Saturday, April 13, 2013

The relativity of the Absolute.



Three anxious pairs of eyes peered across the savannah from the wooden platform safely tucked into invisibility at a fierce masterpiece of nature as she stealthily slowed down to a crouched stop behind the tall grass. Beyond the grass, her own yellow eyes focused on the buffalo grazing at a distance that was large but oh, so temptingly attainable, that saliva formed at the edges of her mouth. Two hundred meters away, the buffalo meditated on chewing its greens pensively, oblivious to what the next two minutes had in store. 

Her muscles tensed up. Then, as if a silent gong of an inner auspicious timekeeper had gone off within her, the lioness sprung into action. The buffalo turned around to find clouds of dust rising as she went into full sprint, headed straight towards it. The buffalo made its move. The mouth of the lioness curled in anticipation as she went for her kill. Within seconds, the hunt was over.

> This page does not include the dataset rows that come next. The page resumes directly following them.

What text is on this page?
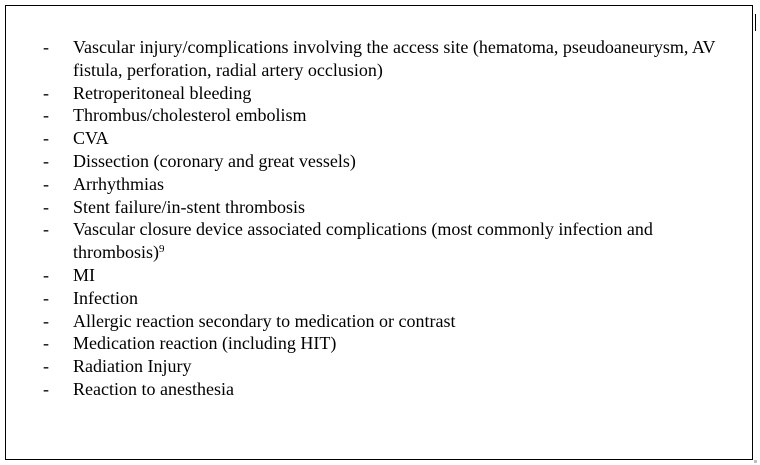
- Vascular injury/complications involving the access site (hematoma, pseudoaneurysm, AV fistula, perforation, radial artery occlusion)
- Retroperitoneal bleeding
- Thrombus/cholesterol embolism
- CVA
- Dissection (coronary and great vessels)
- Arrhythmias
- Stent failure/in-stent thrombosis
- Vascular closure device associated complications (most commonly infection and thrombosis)$^9$
- MI
- Infection
- Allergic reaction secondary to medication or contrast
- Medication reaction (including HIT)
- Radiation Injury
- Reaction to anesthesia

Tucked away in the trees after having witnessed the kill, the first man uttered a silent prayer in his mind for the victim. He thought of the many crimes of morality that man commits, and of how salvation was nowhere to be found for those taking pleasure in the pain of others. The second man, fascinated by nature in action, wondered about the hunting abilities of the early homo sapiens, and if they could ever had met the grandeur with which this queen of the food chain did the task. The third triumphantly flexed his fingers, which were tired from rapidly catching the entire sequence on his camera, and thought gleefully, as he changed the lens, that he would make a killing with these gorgeous photographs. 

None of the reactions can be judged by another or considered either natural or unnatural. But perhaps the act of hunting by the lioness was the most natural thing in that moment. Whilst humans go to war about whose religion has the higher moral ground, animals thrive in nature with their simplistic goals. 

Change is inevitable, and has to be accepted eventually. In our world of complete, overwhelming relativity, our perpetual goal is to strive towards the Absolute, and until our own personal Absolutes tire of being relative, that goal will remain unattainable.